Institute of Biology Leiden, Department of Molecular Microbiology and Biotechnology, Sylvius Laboratory, Sylviusweg 72, Leiden, Netherlands.
Appl Environ Microbiol. 2010 Aug;76(16):5344-55. doi: 10.1128/AEM.00450-10. Epub 2010 Jun 18.
The physiology of filamentous fungi at growth rates approaching zero has been subject to limited study and exploitation. With the aim of uncoupling product formation from growth, we have revisited and improved the retentostat cultivation method for Aspergillus niger. A new retention device was designed allowing reliable and nearly complete cell retention even at high flow rates. Transcriptomic analysis was used to explore the potential for product formation at very low specific growth rates. The carbon- and energy-limited retentostat cultures were highly reproducible. While the specific growth rate approached zero (<0.005 h(-1)), the growth yield stabilized at a minimum (0.20 g of dry weight per g of maltose). The severe limitation led to asexual differentiation, and the supplied substrate was used for spore formation and secondary metabolism. Three physiologically distinct phases of the retentostat cultures were subjected to genome-wide transcriptomic analysis. The severe substrate limitation and sporulation were clearly reflected in the transcriptome. The transition from vegetative to reproductive growth was characterized by downregulation of genes encoding secreted substrate hydrolases and cell cycle genes and upregulation of many genes encoding secreted small cysteine-rich proteins and secondary metabolism genes. Transcription of known secretory pathway genes suggests that A. niger becomes adapted to secretion of small cysteine-rich proteins. The perspective is that A. niger cultures as they approach a zero growth rate can be used as a cell factory for production of secondary metabolites and cysteine-rich proteins. We propose that the improved retentostat method can be used in fundamental studies of differentiation and is applicable to filamentous fungi in general.

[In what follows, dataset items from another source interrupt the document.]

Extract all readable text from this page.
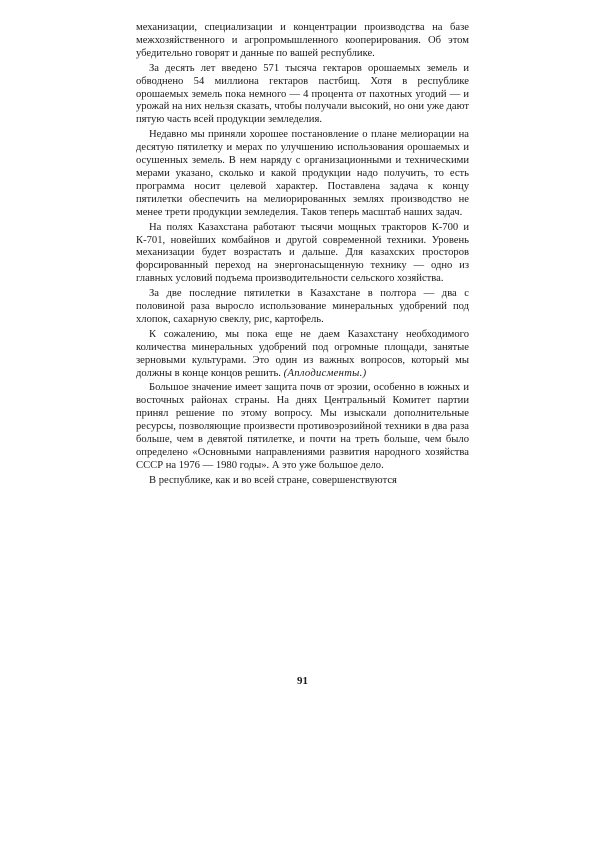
механизации, специализации и концентрации производства на базе межхозяйственного и агропромышленного кооперирования. Об этом убедительно говорят и данные по вашей республике.

За десять лет введено 571 тысяча гектаров орошаемых земель и обводнено 54 миллиона гектаров пастбищ. Хотя в республике орошаемых земель пока немного — 4 процента от пахотных угодий — и урожай на них нельзя сказать, чтобы получали высокий, но они уже дают пятую часть всей продукции земледелия.

Недавно мы приняли хорошее постановление о плане мелиорации на десятую пятилетку и мерах по улучшению использования орошаемых и осушенных земель. В нем наряду с организационными и техническими мерами указано, сколько и какой продукции надо получить, то есть программа носит целевой характер. Поставлена задача к концу пятилетки обеспечить на мелиорированных землях производство не менее трети продукции земледелия. Таков теперь масштаб наших задач.

На полях Казахстана работают тысячи мощных тракторов К-700 и К-701, новейших комбайнов и другой современной техники. Уровень механизации будет возрастать и дальше. Для казахских просторов форсированный переход на энергонасыщенную технику — одно из главных условий подъема производительности сельского хозяйства.

За две последние пятилетки в Казахстане в полтора — два с половиной раза выросло использование минеральных удобрений под хлопок, сахарную свеклу, рис, картофель.

К сожалению, мы пока еще не даем Казахстану необходимого количества минеральных удобрений под огромные площади, занятые зерновыми культурами. Это один из важных вопросов, который мы должны в конце концов решить. (Аплодисменты.)

Большое значение имеет защита почв от эрозии, особенно в южных и восточных районах страны. На днях Центральный Комитет партии принял решение по этому вопросу. Мы изыскали дополнительные ресурсы, позволяющие произвести противоэрозийной техники в два раза больше, чем в девятой пятилетке, и почти на треть больше, чем было определено «Основными направлениями развития народного хозяйства СССР на 1976 — 1980 годы». А это уже большое дело.

В республике, как и во всей стране, совершенствуются

91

丝状真菌在接近零生长速率下的生理学特性一直受到有限的研究和利用。为了将产物形成与生长解耦,我们重新审视并改进了黑曲霉的恒化器培养方法。设计了一种新的保留装置,即使在高流速下也能可靠且几乎完全保留细胞。转录组分析用于探索极低比生长速率下产物形成的潜力。碳和能量有限的恒化器培养具有高度可重复性。虽然比生长速率接近零(<0.005 h(-1)),但生长产率稳定在最小值(每克麦芽糖产生 0.20 克干重)。严重的限制导致了无性分化,并且所供应的基质被用于孢子形成和次生代谢。恒化器培养的三个生理上不同的阶段都进行了全基因组转录组分析。严重的基质限制和孢子形成在转录组中得到了清晰的反映。从营养生长到生殖生长的转变的特征是编码分泌基质水解酶和细胞周期基因的下调,以及编码分泌小半胱氨酸丰富蛋白和次生代谢基因的许多基因的上调。已知分泌途径基因的转录表明,黑曲霉适应于小半胱氨酸丰富蛋白的分泌。从这个角度来看,接近零生长速率的黑曲霉培养可以用作生产次生代谢物和富含半胱氨酸的蛋白质的细胞工厂。我们提出,改进的恒化器方法可用于分化的基础研究,并且适用于一般的丝状真菌。